Sky’s mental approach can’t be overlooked

“When it comes to playoffs, the mental approach sets the legends apart from the really good players,” James Wade said.

SHARE Sky’s mental approach can’t be overlooked

Candace Parker and Kahleah Copper are the Sky’s top scorers in the postseason averaging 16.8 and 16.2 points per game respectively.

Ashlee Rezin/Sun-Times, Ashlee Rezin/Sun-Times

UNCASVILLE, Conn. — The Sky typically end practice with a huddle.

“ ‘Together’ on three, ‘family’ on six,” Azura Stevens will say before they break to work on individual shooting drills and seek treatment with the training staff. 

On Saturday, coach/general manager James Wade had a different idea for the conclusion of the Sky’s practice in Connecticut ahead of Game 3 against the Sun on Sunday — dodgeball. As the colorful foam balls were placed across the center of the gym, players lined up on one side, and the coaching staff lined up on the other. 

A whistle blew, and the battle ensued. 

“I let them win to build their confidence,” Wade said, laughing. “Tonya [Edwards] was the only one of us left standing at the end.” 

Wade’s intention was to create some competition without the pressure that’s attached to the semifinals and contending for back-to-back WNBA titles. 

The thing about the Sky, though, is they thrive under pressure. Whether they enjoy those back-against-the-wall situations, they have hit new levels when forced into them. 

In Uncasville for the next two games of the series, the Sky are intent on not putting themselves back in an elimination game. 

“Before we left for this trip, [Candace Parker] told me, ‘You need to do whatever it takes to get to that place because you can make plays that get us to the Finals,’ ” Kahleah Copper said. 

As important as their tactical approach is against the Sun, their mental approach is even more important at this stage of the year, and the Sky’s veterans know that. 

Wade’s starting lineup averages 11.2 years of WNBA experience. Parker, Courtney Vandersloot and Allie Quigley have 12 or more years each. The focus it takes to be prepared to execute is something those three talk about, but they prefer to lead by example. 

Parker has made three Finals appearances and won two rings; Quigley and Vandersloot have made two and won one. Last year, the Sky relied heavily on Parker’s experience winning a championship with the Sparks in 2016. She had the blueprint. 

This year, the Sky’s shared championship experience has provided an advantage in elimination games. 

The Sky would have preferred to enter Mohegan Sun with a 2-0 series lead. But with the series tied at a game apiece, their mentality is as steady as it has been all season. 

There’s a reason the Sky went 35 games without losing two in a row, and it has more to do with their mental approach than anything else. Their ability to lock in on adjustments and execute with their repeat title hopes on the line is the sum of maturity, confidence and talent. 

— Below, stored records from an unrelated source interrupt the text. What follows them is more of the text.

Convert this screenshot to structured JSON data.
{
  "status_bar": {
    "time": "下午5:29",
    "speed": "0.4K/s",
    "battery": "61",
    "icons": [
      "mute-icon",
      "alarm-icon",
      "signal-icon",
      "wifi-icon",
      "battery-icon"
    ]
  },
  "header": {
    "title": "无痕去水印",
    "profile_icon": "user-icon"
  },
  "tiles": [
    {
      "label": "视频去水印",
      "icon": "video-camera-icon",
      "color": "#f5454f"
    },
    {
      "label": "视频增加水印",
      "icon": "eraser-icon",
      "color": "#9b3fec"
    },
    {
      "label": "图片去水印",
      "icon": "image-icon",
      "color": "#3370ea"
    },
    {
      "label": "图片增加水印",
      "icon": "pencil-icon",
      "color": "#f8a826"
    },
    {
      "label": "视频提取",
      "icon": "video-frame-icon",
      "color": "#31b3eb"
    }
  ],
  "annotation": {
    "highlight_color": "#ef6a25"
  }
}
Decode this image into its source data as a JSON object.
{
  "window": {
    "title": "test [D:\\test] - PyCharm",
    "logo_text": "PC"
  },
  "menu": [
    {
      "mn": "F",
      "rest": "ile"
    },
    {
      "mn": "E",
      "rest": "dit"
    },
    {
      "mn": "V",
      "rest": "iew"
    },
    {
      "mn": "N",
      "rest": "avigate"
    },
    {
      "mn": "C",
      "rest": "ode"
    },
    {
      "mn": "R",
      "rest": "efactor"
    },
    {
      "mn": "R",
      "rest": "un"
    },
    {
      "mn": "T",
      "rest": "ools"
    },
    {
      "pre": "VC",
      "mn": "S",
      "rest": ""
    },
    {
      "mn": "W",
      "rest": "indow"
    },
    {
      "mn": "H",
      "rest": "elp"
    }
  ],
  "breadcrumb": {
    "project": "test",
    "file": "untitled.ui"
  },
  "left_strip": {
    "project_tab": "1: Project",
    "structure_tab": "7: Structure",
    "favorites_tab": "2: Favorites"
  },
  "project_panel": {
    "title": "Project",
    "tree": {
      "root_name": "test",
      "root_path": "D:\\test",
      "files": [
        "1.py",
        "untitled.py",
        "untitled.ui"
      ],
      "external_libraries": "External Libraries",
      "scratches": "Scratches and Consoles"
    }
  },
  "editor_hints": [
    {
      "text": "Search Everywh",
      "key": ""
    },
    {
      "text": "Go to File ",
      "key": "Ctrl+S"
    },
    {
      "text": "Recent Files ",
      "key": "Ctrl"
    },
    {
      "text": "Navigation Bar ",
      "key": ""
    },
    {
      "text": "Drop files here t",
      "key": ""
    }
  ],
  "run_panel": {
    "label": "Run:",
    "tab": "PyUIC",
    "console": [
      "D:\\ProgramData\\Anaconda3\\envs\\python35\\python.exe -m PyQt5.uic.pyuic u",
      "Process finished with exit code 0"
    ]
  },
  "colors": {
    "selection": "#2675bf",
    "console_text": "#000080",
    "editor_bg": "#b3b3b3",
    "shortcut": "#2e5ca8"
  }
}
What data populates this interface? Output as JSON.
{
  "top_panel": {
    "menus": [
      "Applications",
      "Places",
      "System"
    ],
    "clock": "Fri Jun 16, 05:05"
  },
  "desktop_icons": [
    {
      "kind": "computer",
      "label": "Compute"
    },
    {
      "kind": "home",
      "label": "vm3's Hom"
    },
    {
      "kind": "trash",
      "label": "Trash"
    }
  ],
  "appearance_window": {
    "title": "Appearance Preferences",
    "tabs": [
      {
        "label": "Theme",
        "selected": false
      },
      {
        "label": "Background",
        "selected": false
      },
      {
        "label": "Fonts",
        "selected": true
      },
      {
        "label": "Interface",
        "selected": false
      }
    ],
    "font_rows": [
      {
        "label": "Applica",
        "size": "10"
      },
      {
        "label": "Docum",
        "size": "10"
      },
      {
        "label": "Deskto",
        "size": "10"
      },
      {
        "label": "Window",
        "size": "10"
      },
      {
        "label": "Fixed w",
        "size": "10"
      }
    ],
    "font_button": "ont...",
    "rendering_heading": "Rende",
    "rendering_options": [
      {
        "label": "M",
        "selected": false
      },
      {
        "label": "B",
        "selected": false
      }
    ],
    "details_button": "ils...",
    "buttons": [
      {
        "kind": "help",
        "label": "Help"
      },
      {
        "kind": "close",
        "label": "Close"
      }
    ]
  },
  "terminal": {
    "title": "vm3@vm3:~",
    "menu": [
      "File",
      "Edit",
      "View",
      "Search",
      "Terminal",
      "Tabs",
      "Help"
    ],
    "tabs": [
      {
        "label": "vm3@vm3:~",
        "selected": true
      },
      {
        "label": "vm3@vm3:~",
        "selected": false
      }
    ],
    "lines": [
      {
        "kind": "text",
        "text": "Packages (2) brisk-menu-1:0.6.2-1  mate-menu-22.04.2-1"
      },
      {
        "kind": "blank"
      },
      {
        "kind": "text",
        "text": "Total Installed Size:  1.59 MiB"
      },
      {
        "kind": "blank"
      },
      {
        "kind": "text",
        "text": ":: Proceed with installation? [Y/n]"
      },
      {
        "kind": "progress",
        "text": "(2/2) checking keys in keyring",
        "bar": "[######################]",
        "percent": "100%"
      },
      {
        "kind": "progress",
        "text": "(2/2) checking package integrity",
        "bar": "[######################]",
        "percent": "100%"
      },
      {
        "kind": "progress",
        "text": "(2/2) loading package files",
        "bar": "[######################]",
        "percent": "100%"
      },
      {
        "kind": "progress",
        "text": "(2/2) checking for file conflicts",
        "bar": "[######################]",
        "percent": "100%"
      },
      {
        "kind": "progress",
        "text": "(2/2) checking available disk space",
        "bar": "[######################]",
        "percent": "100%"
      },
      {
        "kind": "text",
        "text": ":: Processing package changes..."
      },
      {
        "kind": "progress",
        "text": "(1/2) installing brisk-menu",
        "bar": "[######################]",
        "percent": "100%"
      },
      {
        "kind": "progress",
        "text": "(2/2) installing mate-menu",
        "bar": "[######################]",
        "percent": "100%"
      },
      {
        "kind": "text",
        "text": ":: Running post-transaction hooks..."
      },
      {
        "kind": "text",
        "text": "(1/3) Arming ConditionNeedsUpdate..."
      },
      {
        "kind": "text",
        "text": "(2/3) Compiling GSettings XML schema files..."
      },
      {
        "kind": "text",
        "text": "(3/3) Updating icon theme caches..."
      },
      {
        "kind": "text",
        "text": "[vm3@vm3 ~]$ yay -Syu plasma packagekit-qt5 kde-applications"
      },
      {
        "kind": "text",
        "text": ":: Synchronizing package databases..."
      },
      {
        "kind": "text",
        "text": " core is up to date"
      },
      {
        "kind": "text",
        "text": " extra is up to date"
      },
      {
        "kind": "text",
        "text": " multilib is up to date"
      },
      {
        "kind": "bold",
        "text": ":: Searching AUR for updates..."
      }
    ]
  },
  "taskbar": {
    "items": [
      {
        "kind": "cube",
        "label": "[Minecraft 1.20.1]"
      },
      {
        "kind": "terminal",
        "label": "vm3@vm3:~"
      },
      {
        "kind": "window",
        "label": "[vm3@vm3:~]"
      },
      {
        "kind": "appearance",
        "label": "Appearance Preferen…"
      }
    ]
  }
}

“That’s the reason why some talented players don’t win at a high level,” Wade said. “They play well, but when it comes to playoffs, the mental approach sets the legends apart from the really good players.”

One of the qualities that makes the Sun so dangerous is their postseason mentality. 

Curt Miller’s team sees its championship window closing, and the players have been very vocal about how that’s motivating them. Excluding the 2020 bubble season, in which they played without Jonquel Jones, the Sun have finished in the league’s top three every year since 2019. 

In the last two years, they were eliminated in the semifinals. In 2019, they lost to the Mystics in the Finals. That level of disappointment could be a significant catalyst for a championship run.

“Sky in four” chants were abundant during last year’s semifinals and Finals series after they stole both Game 1s on the road against the Sun and Mercury. This year, the Sky gave a hungry Sun team a chance to return the favor and close out the series in front of their home crowd. 

Returning to the Finals will take the Sky’s sharpest mental game. 

“There’s very little room for error,” Quigley said.